Sonic Youth rarely gave us what we expected, and for that they should always be praised. On the cusp of the grunge wave in the early 1990s that they pretty much pioneered, and as their star-by-association couldn’t get any higher, they released the wonderful but challenging Experimental Jet Set, Trash and No Star which was a slap in the face to the corporate takeover of the subculture. As Dinosaur Jr’s J. Mascis was mumbling his way through a feature on grunge fashion on the BBC’s horrendous The Clothes Show, as the Kurt and Courtney show imploded in the most devastating way, and as major labels were steadily getting their teeth into the scene and making Puddle of Mudd a thing, one of the leading proponents denied their growing audience the slice of frenetic punk energy that broke in ’91.
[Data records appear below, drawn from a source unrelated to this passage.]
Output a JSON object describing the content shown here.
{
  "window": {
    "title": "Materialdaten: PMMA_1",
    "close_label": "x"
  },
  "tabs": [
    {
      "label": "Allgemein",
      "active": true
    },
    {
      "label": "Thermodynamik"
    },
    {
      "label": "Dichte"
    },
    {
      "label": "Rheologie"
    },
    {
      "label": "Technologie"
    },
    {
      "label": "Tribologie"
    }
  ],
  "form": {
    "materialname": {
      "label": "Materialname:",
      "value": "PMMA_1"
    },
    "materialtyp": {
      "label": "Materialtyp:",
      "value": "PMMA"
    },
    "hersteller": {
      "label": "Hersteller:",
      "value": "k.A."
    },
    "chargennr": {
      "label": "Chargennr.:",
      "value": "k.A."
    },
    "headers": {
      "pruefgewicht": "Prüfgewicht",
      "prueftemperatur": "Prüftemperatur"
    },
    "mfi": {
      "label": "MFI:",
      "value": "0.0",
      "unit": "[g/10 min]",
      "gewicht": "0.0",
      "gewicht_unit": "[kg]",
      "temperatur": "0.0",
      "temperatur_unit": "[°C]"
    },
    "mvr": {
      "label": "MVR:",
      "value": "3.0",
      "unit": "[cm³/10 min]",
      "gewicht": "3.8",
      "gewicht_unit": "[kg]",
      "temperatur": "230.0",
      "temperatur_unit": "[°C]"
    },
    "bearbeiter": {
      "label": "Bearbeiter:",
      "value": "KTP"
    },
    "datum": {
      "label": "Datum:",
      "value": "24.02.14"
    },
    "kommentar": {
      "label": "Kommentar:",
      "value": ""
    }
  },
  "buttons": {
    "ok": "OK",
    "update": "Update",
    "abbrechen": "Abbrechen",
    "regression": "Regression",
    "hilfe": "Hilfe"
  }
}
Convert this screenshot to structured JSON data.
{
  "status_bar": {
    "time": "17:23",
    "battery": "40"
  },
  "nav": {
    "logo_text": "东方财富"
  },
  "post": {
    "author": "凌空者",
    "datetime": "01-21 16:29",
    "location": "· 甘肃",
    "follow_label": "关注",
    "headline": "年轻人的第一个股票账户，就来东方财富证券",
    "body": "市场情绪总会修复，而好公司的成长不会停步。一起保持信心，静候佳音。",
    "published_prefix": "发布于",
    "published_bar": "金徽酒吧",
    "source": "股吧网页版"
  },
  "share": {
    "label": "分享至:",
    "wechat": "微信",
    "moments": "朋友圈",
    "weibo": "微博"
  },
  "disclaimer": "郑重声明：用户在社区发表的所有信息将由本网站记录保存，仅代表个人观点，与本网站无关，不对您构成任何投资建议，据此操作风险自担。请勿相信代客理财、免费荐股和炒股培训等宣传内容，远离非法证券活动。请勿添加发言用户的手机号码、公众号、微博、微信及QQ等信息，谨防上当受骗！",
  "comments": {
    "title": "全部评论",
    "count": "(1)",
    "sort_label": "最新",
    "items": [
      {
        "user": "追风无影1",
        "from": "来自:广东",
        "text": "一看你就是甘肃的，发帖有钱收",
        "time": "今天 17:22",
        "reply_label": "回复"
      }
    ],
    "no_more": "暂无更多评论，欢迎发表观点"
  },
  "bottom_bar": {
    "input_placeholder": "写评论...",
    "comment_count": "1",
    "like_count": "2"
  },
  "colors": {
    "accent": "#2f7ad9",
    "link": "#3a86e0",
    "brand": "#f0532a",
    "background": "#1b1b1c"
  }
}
For a band well known for giving little to anything other than their own creative impulses, it’s no surprise to find this collection of jams is a freewheeling bag of intellect over energy. Now, freed from the constraints of temporality and the need to promote the work, Sonic Youth release In/Out/In, a record of outtakes from 2000-2010; their latter period where liminality was their signature sound. The tracks ruminate rather than rattle, as intricate guitar lines overlap and wander this way and that, merrily falling between beautiful rapture and a kid’s first go on a guitar. They always made a joy out of off-key dissonance, and the manner in which they make the deliberate sound entirely accidental speaks more to the works of Glenn Branca or Derek Bailey than to their grunge “peers”.
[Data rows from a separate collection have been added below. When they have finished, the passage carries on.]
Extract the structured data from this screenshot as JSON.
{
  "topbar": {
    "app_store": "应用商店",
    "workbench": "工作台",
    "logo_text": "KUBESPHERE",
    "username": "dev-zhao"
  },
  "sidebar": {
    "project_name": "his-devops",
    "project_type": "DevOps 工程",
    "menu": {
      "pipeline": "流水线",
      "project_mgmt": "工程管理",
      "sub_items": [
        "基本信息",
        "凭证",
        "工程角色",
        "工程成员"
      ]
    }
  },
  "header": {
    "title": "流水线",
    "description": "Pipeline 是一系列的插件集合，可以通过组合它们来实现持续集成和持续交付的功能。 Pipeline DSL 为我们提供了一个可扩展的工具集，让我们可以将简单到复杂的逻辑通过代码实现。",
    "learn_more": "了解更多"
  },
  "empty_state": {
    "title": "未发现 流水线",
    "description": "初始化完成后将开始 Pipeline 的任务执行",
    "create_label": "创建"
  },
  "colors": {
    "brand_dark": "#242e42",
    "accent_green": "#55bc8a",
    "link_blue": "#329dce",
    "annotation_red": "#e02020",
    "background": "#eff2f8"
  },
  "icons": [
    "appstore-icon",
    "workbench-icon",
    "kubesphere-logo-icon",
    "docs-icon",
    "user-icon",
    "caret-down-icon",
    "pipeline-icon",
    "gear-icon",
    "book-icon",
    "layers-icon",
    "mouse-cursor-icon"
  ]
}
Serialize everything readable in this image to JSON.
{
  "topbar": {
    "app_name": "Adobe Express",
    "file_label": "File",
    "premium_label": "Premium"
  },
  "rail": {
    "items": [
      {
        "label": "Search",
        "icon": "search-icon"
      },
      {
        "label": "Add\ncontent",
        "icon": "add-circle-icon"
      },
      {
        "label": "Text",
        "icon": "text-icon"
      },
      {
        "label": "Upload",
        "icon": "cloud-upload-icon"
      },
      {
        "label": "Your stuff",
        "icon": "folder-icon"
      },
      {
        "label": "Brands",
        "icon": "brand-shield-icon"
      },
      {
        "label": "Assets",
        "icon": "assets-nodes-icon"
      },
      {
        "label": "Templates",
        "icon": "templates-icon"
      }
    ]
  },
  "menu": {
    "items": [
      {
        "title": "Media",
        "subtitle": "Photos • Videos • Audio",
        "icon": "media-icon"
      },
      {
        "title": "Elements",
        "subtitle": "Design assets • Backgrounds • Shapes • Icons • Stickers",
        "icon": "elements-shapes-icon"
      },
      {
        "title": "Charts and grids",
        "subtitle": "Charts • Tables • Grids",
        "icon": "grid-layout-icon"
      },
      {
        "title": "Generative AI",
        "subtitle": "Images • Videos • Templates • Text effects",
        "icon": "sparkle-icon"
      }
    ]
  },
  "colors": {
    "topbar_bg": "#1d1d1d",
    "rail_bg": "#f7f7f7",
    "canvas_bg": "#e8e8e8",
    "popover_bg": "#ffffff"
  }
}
The five tracks on In/Out/In showcase the varying sides to Sonic Youth, from kosmiche loving nerds, to gleeful propagators of exquisite feedback drenched noise pieces, to kool things knocking out earworm riffs like they’re going out of fashion. Album opener “Basement Contender” sets the tone for the majority of what follows as it meanders in a delicate style, reminiscent of “Free City Rhymes” from their all-too-often overlooked NYC Ghosts & Flowers. Both tracks evoke the feeling of a slumbering summer’s day, languid and resistant to real focus. The kosmiche musik feel is continued on “In/Out”, which is essentially one cool rock chick mumbling along to Neu. Kim Gordon’s breathy vocals add a sinister feel, the minimal sense of expression giving a haunted feeling to her performance as her voice oscillates in front of a metronomic beat and persistent guitars that layer on top of one another. It’s hardly a wall of noise, more a blanket of sound.
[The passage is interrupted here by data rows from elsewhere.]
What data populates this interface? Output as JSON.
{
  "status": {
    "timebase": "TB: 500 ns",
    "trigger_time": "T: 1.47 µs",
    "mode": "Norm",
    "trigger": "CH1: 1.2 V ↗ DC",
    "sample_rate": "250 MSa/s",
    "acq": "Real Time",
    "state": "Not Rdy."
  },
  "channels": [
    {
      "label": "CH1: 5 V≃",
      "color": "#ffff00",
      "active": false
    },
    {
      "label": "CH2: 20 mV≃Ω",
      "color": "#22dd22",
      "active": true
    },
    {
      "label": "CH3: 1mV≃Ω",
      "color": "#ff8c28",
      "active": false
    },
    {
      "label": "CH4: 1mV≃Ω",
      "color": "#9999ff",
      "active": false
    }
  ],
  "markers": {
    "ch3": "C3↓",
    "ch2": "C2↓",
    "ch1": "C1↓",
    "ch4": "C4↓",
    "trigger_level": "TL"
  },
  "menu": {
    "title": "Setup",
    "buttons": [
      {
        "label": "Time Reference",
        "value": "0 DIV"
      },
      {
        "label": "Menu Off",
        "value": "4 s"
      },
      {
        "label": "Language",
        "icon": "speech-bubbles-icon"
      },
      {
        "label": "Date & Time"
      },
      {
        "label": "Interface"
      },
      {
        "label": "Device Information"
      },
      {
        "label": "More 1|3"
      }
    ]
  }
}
The raucous “Machine” highlights the propulsive quality of the band, staccato riffs and feedback adding a sense of urgency that is lacking elsewhere on In/Out/In. The discordant nature of the guitars hark back to the band’s late 80s peak of Sister and Daydream Nation while “Social Static” is a fine mess of noise, and feels like it should have been an SYR release. During the band’s financial heyday they set up their own label, SYR, which was their way of releasing avant-noise and neo-classical minimalism without the commercial pressures of their major label overlords. A glorious set of ten records was released which highlighted the band’s experimental nature, and enjoyment of creating a righteous racket.  

“Out & In” closes proceedings, a glorious psych-pomp affair which also feels lacking in direction and purpose. It’s actually the only instrumental track on the album which desperately needs a vocal to give it a focal point, and you get the impression that this would have had Thurston’s immaculate holler all over it. It’s needed.

The five tracks that make up this record span a whole decade’s worth of rehearsal tape. There is a lack of cohesiveness here, perhaps an oxymoronic statement about a band that thrived on the tension between varying melodies and noise rather than their synergy. The tracks are still unmistakably Sonic Youth, but in a period where each album had a particular feel and tone, these tracks feel too disjointed to sit together too well. As a document of a band that could often spew out magic with utter ease, this is a fine record of jams and half-conceived riffs, but there’s a general sense that these were works in progress that never reached their natural progressive end, and therefore In/Out/In feels as though we are prying in on a band at work, not in control of their output. Where they were once fiercely the agents of their own career trajectory, this feels like something of an unwelcome intrusion on works that never quite made the grade when it mattered.